For instance, if you wrote down that you want a red Ferrari, would you be crushed and devastated if you got a black Lamborghini instead? I would say 99% of people wouldn’t be. Yes, sometimes we have a very specific goal in mind, and that is ok. If a desire presents itself specifically and fully formed to you, I do believe it is likely meant to arrive at your doorstep exactly like that. Martha Beck tells a story of dreaming about the exact ranch she lives on now, for years prior. It’s not a ranch like it; it was the exact same place, even though she had never visited it before. Sometimes goals form with that amount of clarity. But, more often, there is a range of acceptable outcomes that would suffice.

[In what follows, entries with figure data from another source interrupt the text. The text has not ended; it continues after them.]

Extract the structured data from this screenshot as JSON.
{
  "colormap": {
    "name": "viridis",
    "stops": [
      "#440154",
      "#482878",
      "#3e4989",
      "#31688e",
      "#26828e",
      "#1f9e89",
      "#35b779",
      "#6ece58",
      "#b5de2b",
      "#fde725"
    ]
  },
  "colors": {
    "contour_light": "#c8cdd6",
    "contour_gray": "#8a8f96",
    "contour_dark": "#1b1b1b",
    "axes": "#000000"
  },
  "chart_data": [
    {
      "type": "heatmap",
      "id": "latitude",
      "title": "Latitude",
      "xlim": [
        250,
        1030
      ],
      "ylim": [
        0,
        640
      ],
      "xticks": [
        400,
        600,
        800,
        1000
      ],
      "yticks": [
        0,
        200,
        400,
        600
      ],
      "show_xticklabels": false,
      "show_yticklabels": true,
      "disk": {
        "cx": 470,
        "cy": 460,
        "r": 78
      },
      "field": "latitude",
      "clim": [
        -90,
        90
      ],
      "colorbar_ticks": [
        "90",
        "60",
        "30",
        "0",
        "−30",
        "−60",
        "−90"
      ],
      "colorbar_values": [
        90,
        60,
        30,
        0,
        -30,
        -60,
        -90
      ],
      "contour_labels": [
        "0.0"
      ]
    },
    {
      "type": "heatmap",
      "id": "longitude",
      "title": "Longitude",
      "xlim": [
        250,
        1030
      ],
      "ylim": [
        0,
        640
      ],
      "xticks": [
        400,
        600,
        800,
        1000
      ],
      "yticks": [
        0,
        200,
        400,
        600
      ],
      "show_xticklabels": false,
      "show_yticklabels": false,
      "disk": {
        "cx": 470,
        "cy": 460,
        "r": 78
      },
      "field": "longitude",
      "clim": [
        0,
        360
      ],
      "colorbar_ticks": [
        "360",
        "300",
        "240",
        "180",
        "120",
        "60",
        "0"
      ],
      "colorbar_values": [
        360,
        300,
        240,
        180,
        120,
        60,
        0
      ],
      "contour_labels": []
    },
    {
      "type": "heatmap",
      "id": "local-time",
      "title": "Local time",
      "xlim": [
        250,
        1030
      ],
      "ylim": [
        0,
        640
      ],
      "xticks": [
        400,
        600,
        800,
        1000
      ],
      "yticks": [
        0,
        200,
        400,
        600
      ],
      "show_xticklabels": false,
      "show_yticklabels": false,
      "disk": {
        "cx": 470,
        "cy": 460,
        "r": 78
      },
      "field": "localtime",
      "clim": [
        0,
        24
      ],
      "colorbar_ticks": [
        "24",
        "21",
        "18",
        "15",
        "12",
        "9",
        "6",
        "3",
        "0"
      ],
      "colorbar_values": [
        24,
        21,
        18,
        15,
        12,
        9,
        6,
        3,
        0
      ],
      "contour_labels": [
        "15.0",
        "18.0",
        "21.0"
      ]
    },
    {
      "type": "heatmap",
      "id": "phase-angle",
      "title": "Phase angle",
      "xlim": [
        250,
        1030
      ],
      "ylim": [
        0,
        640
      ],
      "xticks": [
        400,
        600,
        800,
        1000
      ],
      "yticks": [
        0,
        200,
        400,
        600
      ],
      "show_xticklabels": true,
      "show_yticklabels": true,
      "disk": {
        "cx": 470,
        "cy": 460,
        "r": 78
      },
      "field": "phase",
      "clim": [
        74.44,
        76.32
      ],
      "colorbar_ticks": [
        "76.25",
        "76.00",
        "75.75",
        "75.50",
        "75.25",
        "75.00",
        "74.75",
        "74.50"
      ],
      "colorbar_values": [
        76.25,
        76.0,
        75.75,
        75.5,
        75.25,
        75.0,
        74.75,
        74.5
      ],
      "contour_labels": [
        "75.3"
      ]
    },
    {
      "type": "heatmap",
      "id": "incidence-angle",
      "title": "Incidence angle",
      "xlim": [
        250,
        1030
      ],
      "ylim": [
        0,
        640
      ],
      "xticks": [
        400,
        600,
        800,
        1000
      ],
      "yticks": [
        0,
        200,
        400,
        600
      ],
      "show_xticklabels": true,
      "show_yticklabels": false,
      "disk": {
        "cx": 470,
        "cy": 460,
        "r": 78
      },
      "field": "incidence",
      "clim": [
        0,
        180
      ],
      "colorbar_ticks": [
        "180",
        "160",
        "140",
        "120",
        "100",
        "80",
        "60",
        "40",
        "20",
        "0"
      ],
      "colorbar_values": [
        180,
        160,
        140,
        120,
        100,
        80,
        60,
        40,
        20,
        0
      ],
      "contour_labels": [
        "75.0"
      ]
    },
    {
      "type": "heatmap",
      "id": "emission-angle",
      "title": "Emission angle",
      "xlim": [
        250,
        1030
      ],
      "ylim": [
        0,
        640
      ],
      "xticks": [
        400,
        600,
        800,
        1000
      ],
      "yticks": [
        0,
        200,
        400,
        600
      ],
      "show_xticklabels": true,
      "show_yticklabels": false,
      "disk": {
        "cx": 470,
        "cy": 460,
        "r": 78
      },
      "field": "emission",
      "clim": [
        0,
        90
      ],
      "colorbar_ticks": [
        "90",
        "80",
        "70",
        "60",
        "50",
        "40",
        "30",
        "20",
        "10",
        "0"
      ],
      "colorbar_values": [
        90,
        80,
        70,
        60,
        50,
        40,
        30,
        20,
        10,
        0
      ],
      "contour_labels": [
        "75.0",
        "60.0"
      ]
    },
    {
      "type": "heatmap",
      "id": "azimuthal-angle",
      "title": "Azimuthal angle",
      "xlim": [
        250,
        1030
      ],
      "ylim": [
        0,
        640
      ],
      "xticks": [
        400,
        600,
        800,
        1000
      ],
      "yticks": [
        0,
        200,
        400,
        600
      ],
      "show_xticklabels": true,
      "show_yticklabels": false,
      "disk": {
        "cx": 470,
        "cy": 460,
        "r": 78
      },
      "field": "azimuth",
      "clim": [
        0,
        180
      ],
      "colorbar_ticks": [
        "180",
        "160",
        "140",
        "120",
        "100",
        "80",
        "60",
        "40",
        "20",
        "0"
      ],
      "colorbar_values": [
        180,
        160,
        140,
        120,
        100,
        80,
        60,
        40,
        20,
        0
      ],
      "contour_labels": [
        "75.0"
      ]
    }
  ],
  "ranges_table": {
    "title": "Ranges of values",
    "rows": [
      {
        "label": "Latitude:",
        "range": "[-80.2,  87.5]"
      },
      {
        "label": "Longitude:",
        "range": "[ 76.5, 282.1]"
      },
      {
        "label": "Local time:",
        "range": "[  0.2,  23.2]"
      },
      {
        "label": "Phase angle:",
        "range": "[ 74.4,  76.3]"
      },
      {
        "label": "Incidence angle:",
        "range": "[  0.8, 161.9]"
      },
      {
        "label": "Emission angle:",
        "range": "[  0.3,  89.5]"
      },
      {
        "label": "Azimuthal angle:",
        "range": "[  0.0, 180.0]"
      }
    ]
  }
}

Sometimes we get even better than what we were aiming for. That is why I have an issue with people obsessing about winning the lottery. What they want is all those adjectives that describe their “More Money” goal, but they narrow their chances for attaining that goal to 1-in-how-many-million chance by trying to decide the avenue through which it should be manifested. Not only is it not realistic, and keeps them from taking any action in the direction of their goal, but its not even good Magic!

RELATED: Manifesting: The Gap Between What You Want & How You Feel

A Fuller 2016

It is important to keep our minds flexible, open, and relaxed. Having a death grip on our ambitions usually works against us. The best energy for manifesting in life is a “profound sense of Destiny, along with an abiding sense of Humility” as Andy Stanley puts it. This means working on worthiness/certainty/brave action and the like as if you are destined for the things you want, whilst having the humility to understand that we don’t do most of the work. Our efforts are pitiful against the powerful current of the Universe. Life is ready to meet us with synchronicity/good luck/fortune/and all other forms of Magic, if we are looking for it, instead of trying to fight through every situation with our tiny ineffectual fists. Concentrate on your Core Desired Feelings (the adjectives you wrote down) and pursue anything that feels like that, with a profound sense of Destiny, and and abiding sense of Humility. We call this approach working miracles, because when you work (move) in the direction of your desire, it rushes towards you as if by miracle. We aren’t asked to do a lot of the work, only enough to show that we have faith in the process; that we are willing to claim what we ask for. We are only called to move just enough to translate a miracle from the ether of the Universe into a mechanistic world. It is the slightest movement that creates tremendous momentum.